The pseudonym "Philo Vaihinger" has been abandoned. All posts have been and are written by me, Joseph Auclair.

Tuesday, February 12, 2019

$ 1.4 B for fencing is not $ 5.7 B for a wall

No matter how some media try to save the Duce's and the Republicans' faces.

Budget deal allows far less money than Trump wanted for wall

The story below this absurd headline says the money is for conventional fencing.

Not a penny for wall.

The agreement means 55 miles (88 kilometers) of new fencing — constructed through existing designs such as metal slats instead of a concrete wall — but far less than the 215 miles (345 kilometers) the White House demanded in December. 

The fencing would be built in the Rio Grande Valley in Texas.

It's not just AP.

Others, too, are calling it "wall money" in their lying headlines, and fencing money in the stories themselves.

But not everybody is playing around with fig-leaves.

Trump Likely to Accept Defeat on Wall Funding – and Claim He’ll Get His Money Elsewhere

After a brief moment when it looked like negotiations were breaking down as the deadline for avoiding a second government shutdown approached, a deal seems to be falling into place. 
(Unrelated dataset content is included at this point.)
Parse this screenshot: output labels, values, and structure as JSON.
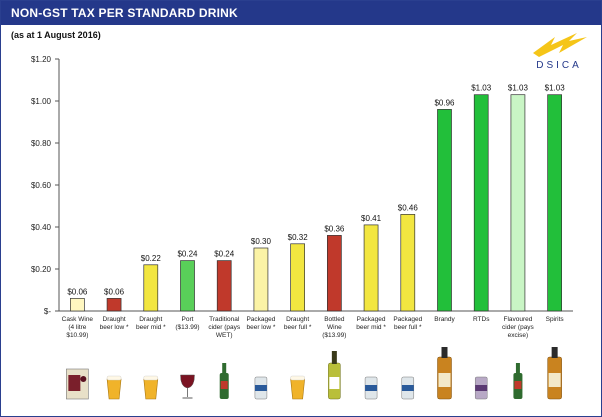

And by any normal measure, it represents a humiliating defeat for Donald J. Trump, as the Washington Post’s Aaron Blake observes:
The deal as laid out does include some border fencing — $1.375 billion worth, or 55 miles. 
That’s well shy of the $5.7 billion and 200 miles in wall funding he demanded that led to the shutdown, but it’s not nothing. 
Trump could argue that he got something out of the 35-day government closure. 
But only if you ignore two very important things. 
One is that this compromise includes a concession to Democrats, too: a reduction in the number of detention beds … 
But the bigger issue is this: 
The amount of funding is actually shy of the original deal Republicans and Democrats reached last year that Trump rejected. 
At that time, the spending bill for the Department of Homeland Security included $1.6 billion for 65 miles of fencing, both slightly more than the current tentative deal.